His overall aim is to make the current complexity of smart tech more accessible and more passive. For example, he has used wired sensors in many cases to remove the need for constant changing of the batteries and unsightly boxes that come with wireless methods. That’s meant coming up with ways to embed sensors in doors, but ultimately it will result in a more user-friendly system that will be easy to set up for those who aren’t tech-minded.
“There are so many advantages, including the energy you save when you leave a room and the light switches off behind you, but the challenge is choosing the right technology and making it intuitive enough to give the right user experience,” he says. Bathroom extractor fans, generally switched on when a light cord is pulled, are an area of focus and can be controlled by a humidity sensor instead, meaning less unnecessary heat loss.
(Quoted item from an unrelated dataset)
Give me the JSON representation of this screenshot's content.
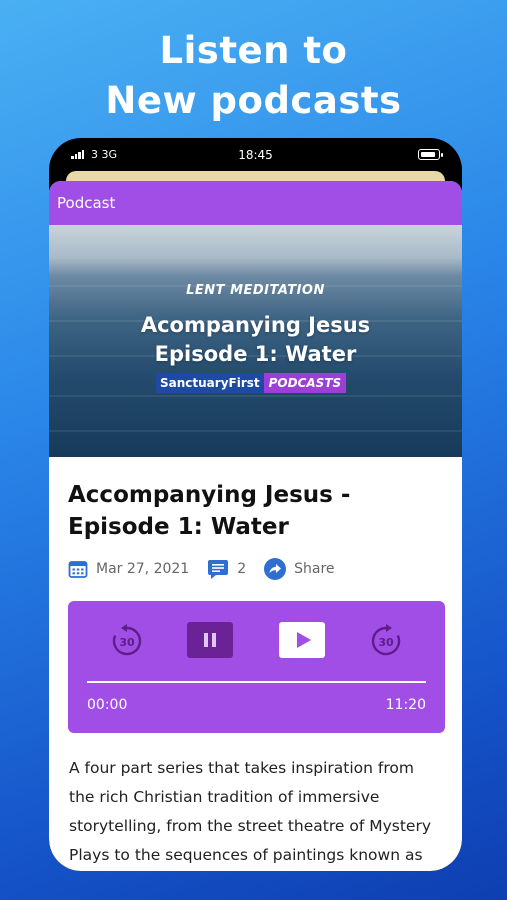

It takes the control away from the user, which Collingridge believes could be useful in rented accommodation to prevent damp and mould problems where tenants haven’t been proactive in ventilating rooms.
This is where his consulting work comes in. Collingridge is working with the likes of housing associations, boutique hotels, charities that deal with people with injuries and construction companies to advise on smart technologies. The issue isn’t always cost – he says he’s spent just £1,500 on hardware in his own home – but on the ease of retrofitting some of these measures, which is why he believes developers should factor in smart tech during the planning stage.
Another side of his business is in coming up with new products, including a wired flood sensor that alerts the resident to a burst pipe and then shuts off the water supply. This was inspired by a friend who was away on a two-week holiday while a loft pipe poured water into their home, ruining ceilings, photo albums and a Porsche in the integrated garage, and necessitated six months of remedial work.
Then there’s his ultimate goal, which is to fund a new-build home designed purely with smart tech in mind. He believes he is 12-18 months away from work starting. “I can only do so much retrospectively in our home so I want to show how much better it would be if you had this stuff in from the start,” he says. “I’m really interested in the green side of it, so I want to generate all the electricity locally so that it’s off grid and the smart home tech will massively improve your footprint on the environment, which is a huge benefit.
“The building industry has a long way to go, at the moment it seems to be smaller companies willing to consider smart tech as a way of differentiating themselves, so hopefully we can help them. I’m trying to make life simpler for people and that’s an easy sell, because everybody just wants life to be simpler.”